7. After putting in key you will at last get to a folder that asks you where you are going to install the game...You have now finally passed the problem.
8. IMPORTANT - Now swap your Copied CD back to your original and finish the install...
8. The game will now load and play normally.

It got to 98%, I was so excited then whoom! My world came crashing down again!

"A problem occurred when trying to transfer the file F:\Support|EA Help\Controller from the media."

I've explored the disc and the file is not there, explains why it can't transfer it I suppose!

Any ideas of a workaround for this??


----------



## andie666 (Mar 30, 2007)

OMG I ONLY WENT N DONE IT!!!!!

I fixed it!!!! Found a copy of the EA support file from another program, copied it to the leftover directory from the failed install in my program files and it worked!!! Ran the install again and it seemed to bypass the file at 98%. 

Yayyyy I happy bunny 

Thank you again to everyone that tried to help me :up:


----------



## tom6049 (Aug 6, 2007)

andie666 said:


> I fixed it!!!!


Good job!


----------



## mook8806 (Aug 11, 2008)

Anyway I could get a copy of that support file. I'm desperate to fix this game..it keeps saying I don't have directx 9.0 but I do.
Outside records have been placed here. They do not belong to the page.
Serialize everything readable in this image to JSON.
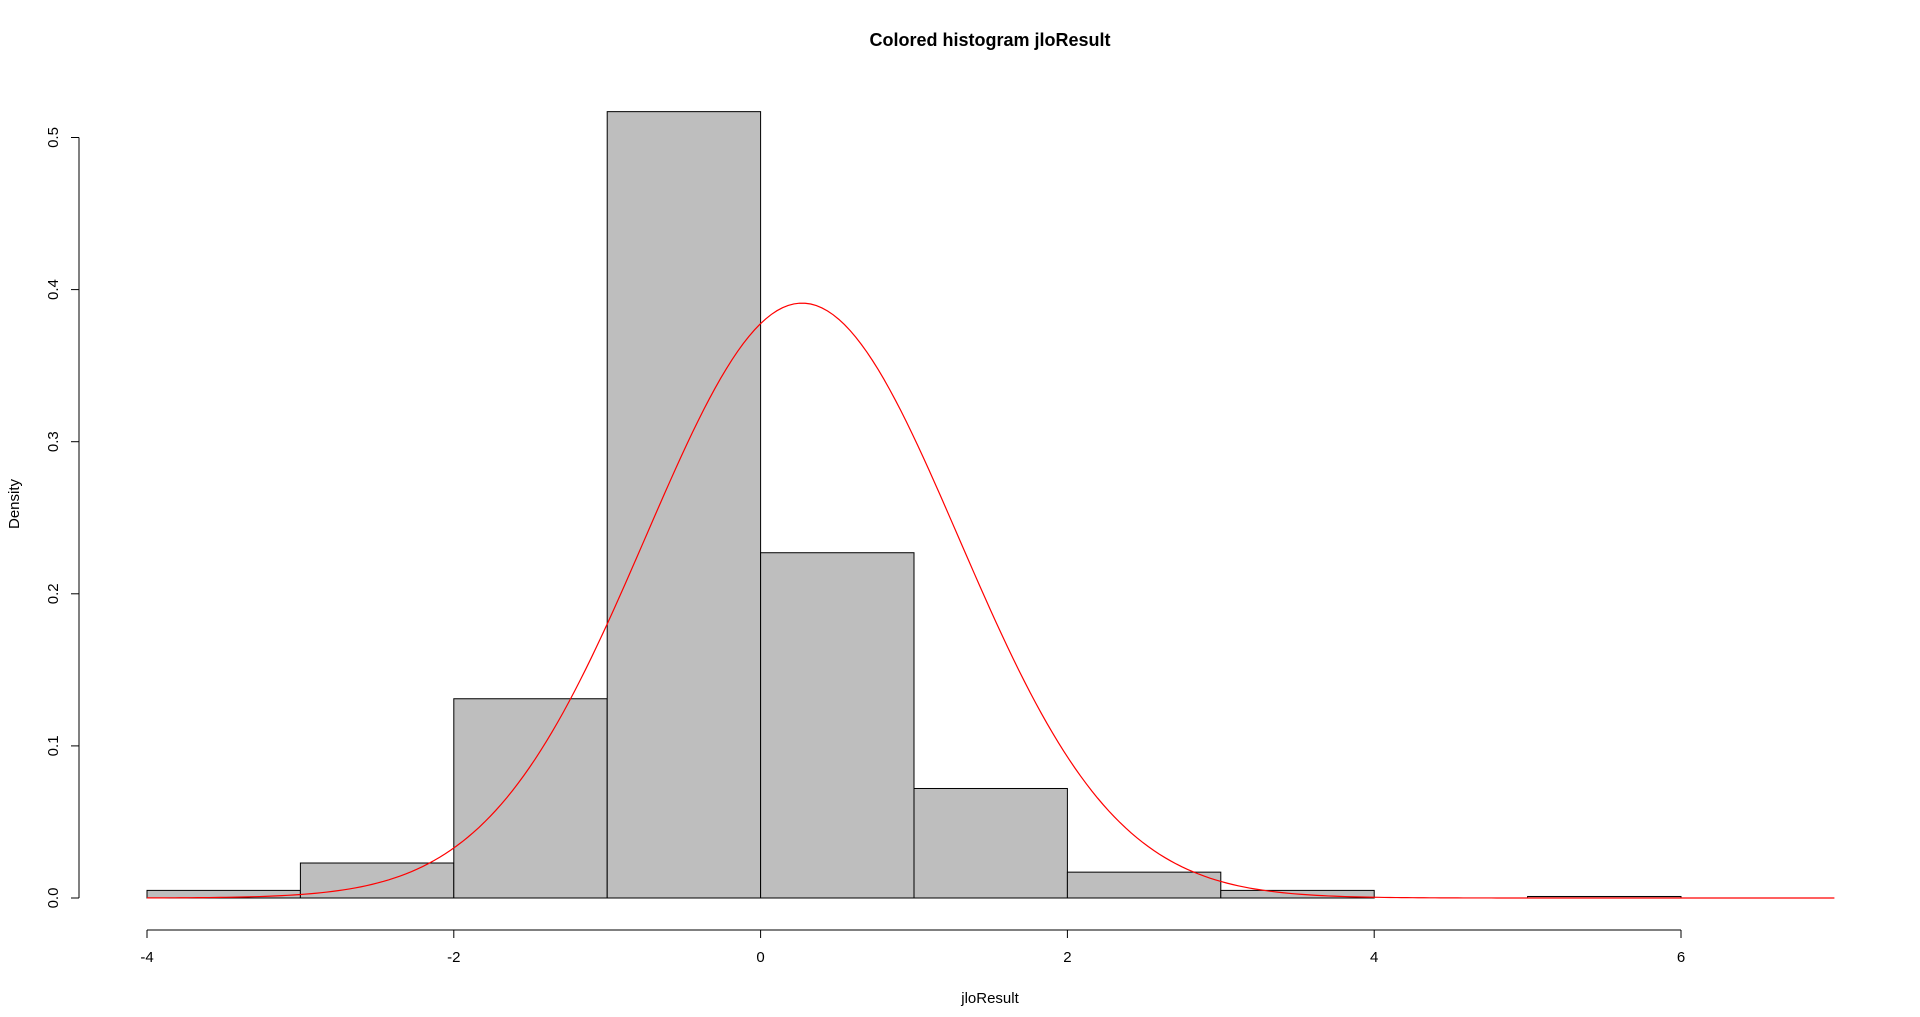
{
  "chart_data": {
    "type": "bar",
    "title": "Colored histogram jloResult",
    "xlabel": "jloResult",
    "ylabel": "Density",
    "xlim": [
      -4,
      7
    ],
    "ylim": [
      0,
      0.52
    ],
    "x_ticks": [
      -4,
      -2,
      0,
      2,
      4,
      6
    ],
    "y_ticks": [
      0.0,
      0.1,
      0.2,
      0.3,
      0.4,
      0.5
    ],
    "x_tick_labels": [
      "-4",
      "-2",
      "0",
      "2",
      "4",
      "6"
    ],
    "y_tick_labels": [
      "0.0",
      "0.1",
      "0.2",
      "0.3",
      "0.4",
      "0.5"
    ],
    "bins": [
      {
        "from": -4,
        "to": -3,
        "density": 0.005
      },
      {
        "from": -3,
        "to": -2,
        "density": 0.023
      },
      {
        "from": -2,
        "to": -1,
        "density": 0.131
      },
      {
        "from": -1,
        "to": 0,
        "density": 0.517
      },
      {
        "from": 0,
        "to": 1,
        "density": 0.227
      },
      {
        "from": 1,
        "to": 2,
        "density": 0.072
      },
      {
        "from": 2,
        "to": 3,
        "density": 0.017
      },
      {
        "from": 3,
        "to": 4,
        "density": 0.005
      },
      {
        "from": 4,
        "to": 5,
        "density": 0.0
      },
      {
        "from": 5,
        "to": 6,
        "density": 0.001
      }
    ],
    "curve": {
      "type": "normal-density",
      "color": "#ff0000",
      "mean": 0.27,
      "sd": 1.02,
      "x_range": [
        -4,
        7
      ]
    },
    "bar_fill": "#bebebe",
    "bar_stroke": "#000000"
  }
}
I just wanna play!!!


----------



## flamingbartman (Aug 20, 2008)

can someone help me please i got the Sims life stories and Castway stories and tried to install both of them and it i said that i needed *DirectX 9.0c ( which i have) i followed the **Solved: Sims Castaway Stories DirectX Issue and i tried again and the same thing happen that i need DirectX 9.0c someone please help
*


----------



## daunanh (Sep 26, 2008)

I had already solved DirecX problem, but when files were transfered to 4%, it had another problem with message: cannot transfer file TSData\Res\3D\Objective09.package . How can I solve this problem ? Help me please  , I need to play this game


----------



## NikkiSixxGal (Nov 4, 2008)

I too am having direct X problems. I had Sims 2 installed, and Life Stories installed before and they worked perfectly but then my computer crashed and when I went to re-install Life Stories I got the direct X problem pop up. I've downloaded Direct X several times and it says I have it so its not that. I then got Sims Castaway Stories and when I went to play it the same thing happened with the DirectX. I've tried everything and nothing works. I need help!


----------